Título: Bolton tenta mudar reforma da ONU
Autor: Colum Lynch
Fonte: O Estado de São Paulo, 02/09/2005, Internacional, p. A19

John Bolton, o embaixador dos EUA nas Nações Unidas, expressou sua firme oposição a medidas de reorganização da ONU que o governo Bush teme que inibiriam a autoridade dos EUA para usar a força e imporiam novas obrigações legais sobre países para intervirem em lugares onde estavam sendo cometidos genocídios, limpeza étnica ou crimes de guerra. Bolton delineou suas posições numa série de cartas a delegados da ONU que estão participando de negociações para fazer a minuta de uma declaração de 39 páginas que deve ser lida na reunião de cúpula sobre desenvolvimento e reforma da ONU que começa no dia 14. As seis cartas, que buscam esclarecer as emendas à minuta propostas pelos EUA, constituem o retrato mais detalhado do pensamento de Bolton sobre uma série de questões desde que se tornou embaixador, incluindo a luta contra a pobreza e o terrorismo, a promoção dos direitos humanos e a dinamização da burocracia da ONU.

Juntas, as cartas refletem a oposição de longa data de Bolton a acordos internacionais que considera incursões dentro da soberania dos EUA e oferecem um vislumbre de como ele está atuando para influenciar um longo processo de negociação interna que tem sido dominado por profissionais de política externa do Departamento de Estado.
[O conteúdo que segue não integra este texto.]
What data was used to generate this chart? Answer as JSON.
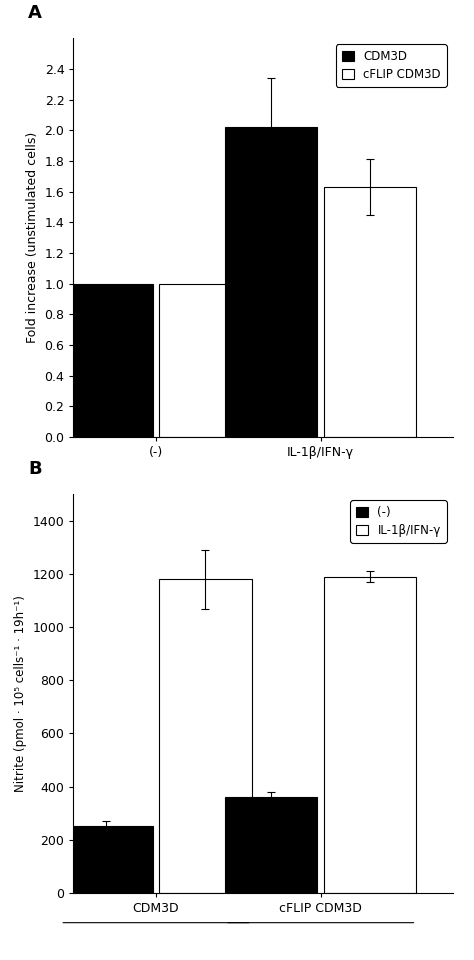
{
  "panel_A": {
    "label": "A",
    "groups": [
      "(-)",
      "IL-1β/IFN-γ"
    ],
    "CDM3D_values": [
      1.0,
      2.02
    ],
    "CDM3D_errors": [
      0.0,
      0.32
    ],
    "cFLIP_values": [
      1.0,
      1.63
    ],
    "cFLIP_errors": [
      0.0,
      0.18
    ],
    "ylabel": "Fold increase (unstimulated cells)",
    "ylim": [
      0.0,
      2.6
    ],
    "yticks": [
      0.0,
      0.2,
      0.4,
      0.6,
      0.8,
      1.0,
      1.2,
      1.4,
      1.6,
      1.8,
      2.0,
      2.2,
      2.4
    ],
    "legend_labels": [
      "CDM3D",
      "cFLIP CDM3D"
    ],
    "bar_colors": [
      "#000000",
      "#ffffff"
    ],
    "bar_width": 0.28
  },
  "panel_B": {
    "label": "B",
    "groups": [
      "CDM3D",
      "cFLIP CDM3D"
    ],
    "neg_values": [
      250,
      360
    ],
    "neg_errors": [
      20,
      20
    ],
    "stim_values": [
      1180,
      1190
    ],
    "stim_errors": [
      110,
      20
    ],
    "ylabel": "Nitrite (pmol · 10⁵ cells⁻¹ · 19h⁻¹)",
    "ylim": [
      0,
      1500
    ],
    "yticks": [
      0,
      200,
      400,
      600,
      800,
      1000,
      1200,
      1400
    ],
    "legend_labels": [
      "(-)",
      "IL-1β/IFN-γ"
    ],
    "bar_colors": [
      "#000000",
      "#ffffff"
    ],
    "bar_width": 0.28
  },
  "figure_bg": "#ffffff"
}
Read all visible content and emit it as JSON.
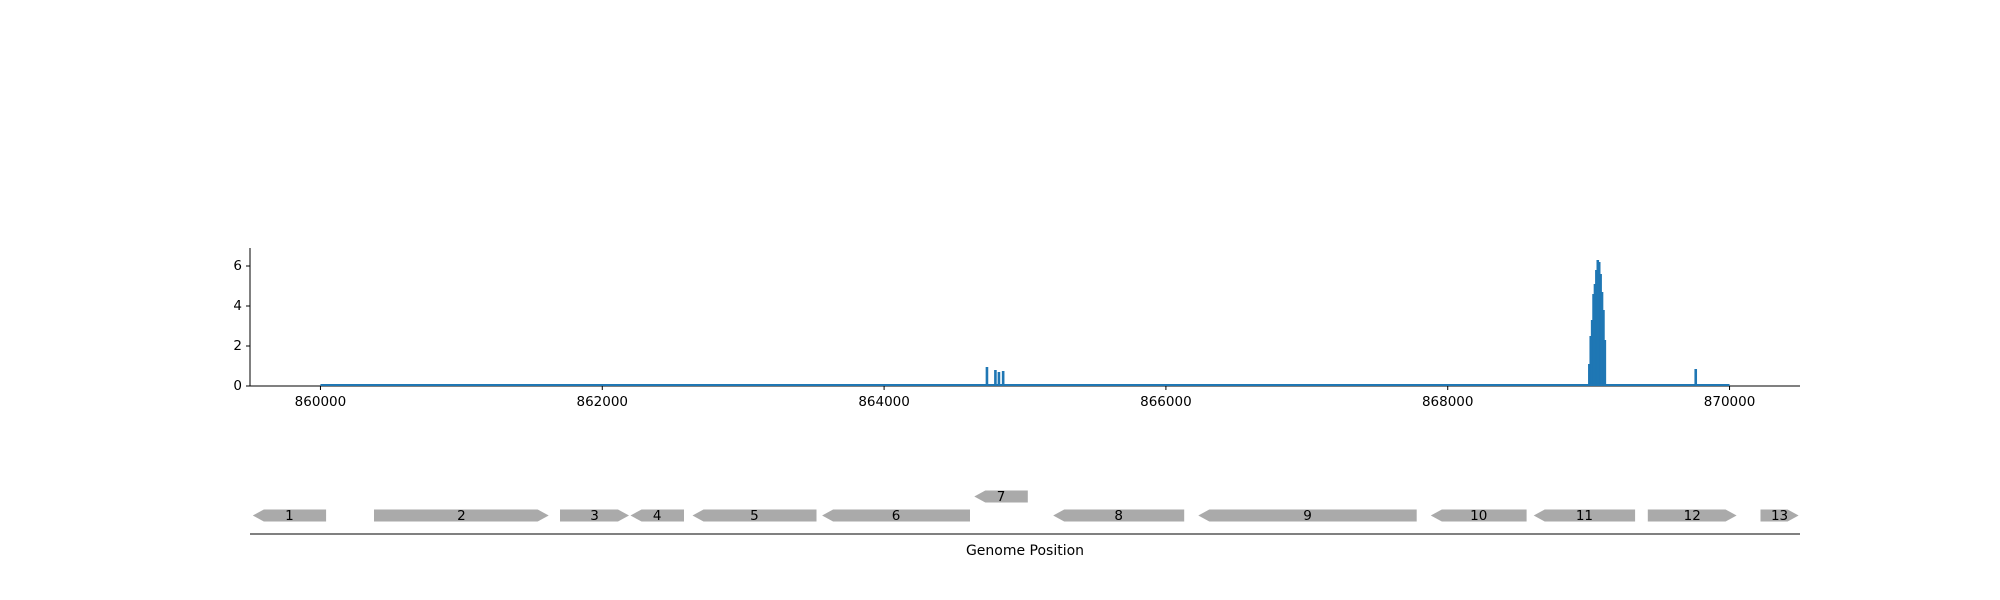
{
  "chart_data": [
    {
      "type": "bar",
      "title": "",
      "xlabel": "",
      "ylabel": "",
      "xlim": [
        859500,
        870500
      ],
      "ylim": [
        0,
        6.9
      ],
      "xticks": [
        860000,
        862000,
        864000,
        866000,
        868000,
        870000
      ],
      "yticks": [
        0,
        2,
        4,
        6
      ],
      "grid": false,
      "color": "#1f77b4",
      "baseline_range": [
        860000,
        870000
      ],
      "peaks": [
        {
          "x": 864730,
          "y": 0.95
        },
        {
          "x": 864790,
          "y": 0.8
        },
        {
          "x": 864815,
          "y": 0.7
        },
        {
          "x": 864845,
          "y": 0.75
        },
        {
          "x": 869005,
          "y": 1.1
        },
        {
          "x": 869015,
          "y": 2.5
        },
        {
          "x": 869025,
          "y": 3.3
        },
        {
          "x": 869035,
          "y": 4.6
        },
        {
          "x": 869045,
          "y": 5.1
        },
        {
          "x": 869055,
          "y": 5.8
        },
        {
          "x": 869065,
          "y": 6.3
        },
        {
          "x": 869075,
          "y": 6.2
        },
        {
          "x": 869085,
          "y": 5.6
        },
        {
          "x": 869095,
          "y": 4.7
        },
        {
          "x": 869105,
          "y": 3.8
        },
        {
          "x": 869115,
          "y": 2.3
        },
        {
          "x": 869760,
          "y": 0.85
        }
      ]
    },
    {
      "type": "gene-track",
      "xlabel": "Genome Position",
      "xlim": [
        859500,
        870500
      ],
      "color": "#aaaaaa",
      "genes": [
        {
          "label": "1",
          "start": 859520,
          "end": 860040,
          "strand": "-",
          "row": 0
        },
        {
          "label": "2",
          "start": 860380,
          "end": 861620,
          "strand": "+",
          "row": 0
        },
        {
          "label": "3",
          "start": 861700,
          "end": 862190,
          "strand": "+",
          "row": 0
        },
        {
          "label": "4",
          "start": 862200,
          "end": 862580,
          "strand": "-",
          "row": 0
        },
        {
          "label": "5",
          "start": 862640,
          "end": 863520,
          "strand": "-",
          "row": 0
        },
        {
          "label": "6",
          "start": 863560,
          "end": 864610,
          "strand": "-",
          "row": 0
        },
        {
          "label": "7",
          "start": 864640,
          "end": 865020,
          "strand": "-",
          "row": 1
        },
        {
          "label": "8",
          "start": 865200,
          "end": 866130,
          "strand": "-",
          "row": 0
        },
        {
          "label": "9",
          "start": 866230,
          "end": 867780,
          "strand": "-",
          "row": 0
        },
        {
          "label": "10",
          "start": 867880,
          "end": 868560,
          "strand": "-",
          "row": 0
        },
        {
          "label": "11",
          "start": 868610,
          "end": 869330,
          "strand": "-",
          "row": 0
        },
        {
          "label": "12",
          "start": 869420,
          "end": 870050,
          "strand": "+",
          "row": 0
        },
        {
          "label": "13",
          "start": 870220,
          "end": 870490,
          "strand": "+",
          "row": 0
        }
      ]
    }
  ]
}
Bolton argumenta que o Conselho de Segurança já tem suficiente autoridade jurídica para enviar soldados ao exterior para impedir atrocidades em lugares como a região sudanesa de Darfur. Insiste que a carta régia da ONU "nunca foi interpretada como criando uma obrigação legal dos membros do Conselho de Segurança de apoiarem uma ação". Também pressiona para que seja retirado o trecho que convoca as nações a impedirem o "incitamento" de atrocidades em massa, dizendo que isso conflita com o direito à liberdade de expressão contido na Constituição dos EUA.

Bolton escreveu que os EUA "estão prontos" a intervirem em casos escolhidos onde os governos não agem para impedir a mortandade em massa em seus territórios. Mas disse que os líderes mundiais não devem excluir a opção militar por parte dos EUA e outros governos "na falta de autorização do Conselho de Segurança".

A doutrina de intervenção humanitária da ONU, conhecida como "responsabilidade para proteger", tem sido promovida pelo secretário-geral Kofi Annan, governos europeus e defensores dos direitos humanos, que vêm pressionando membros da ONU a aceitarem maior responsabilidade pela intervenção em países onde estão sendo cometidas atrocidades. Eles também vêm pressionando para assegurar um papel mais central do Conselho de Segurança na autorização de ação militar, posição à qual o governo Bush tem se oposto tenazmente. Bolton também pressiona por alterações no documento da ONU para garantir que as forças dos EUA e Israel não sejam passíveis de acusações de terrorismo se matarem ou ferirem civis durante operações militares.

Bolton escreveu que o "alcance" da cláusula sobre terrorismo deve ser restrita a "atos terroristas" e não a "atividades militares que, apropriadamente, são regidas pela lei humanitária internacional". Os governos árabes insistem há anos que o Exército israelense tem se engajado em "terrorismo estatal" contra civis palestinos.

Bolton insiste com os membros da ONU para que apresentem uma forte declaração condenando o terrorismo, mas que protelem quaisquer discussões sobre uma definição de terrorismo para a Assembléia Geral, que está negociando uma convenção sobre terrorismo. Os EUA argumentam que a convenção deve excluir quaisquer atos das Forças Armadas durante um conflito.

Bolton procurou se contrapor às críticas de que o governo Bush apresentou centenas de propostas de emendas ao documento da ONU na última hora para atrapalhar as negociações. E mostrou a jornalistas cópias de emendas detalhadas dos EUA de 25 de junho, dizendo estar confiante que será alcançado um acordo antes que os 170 líderes mundiais cheguem a Nova York, em duas semanas. "Não fizemos nada de última hora", disse Bolton, que assumiu o cargo em 1.º de agosto.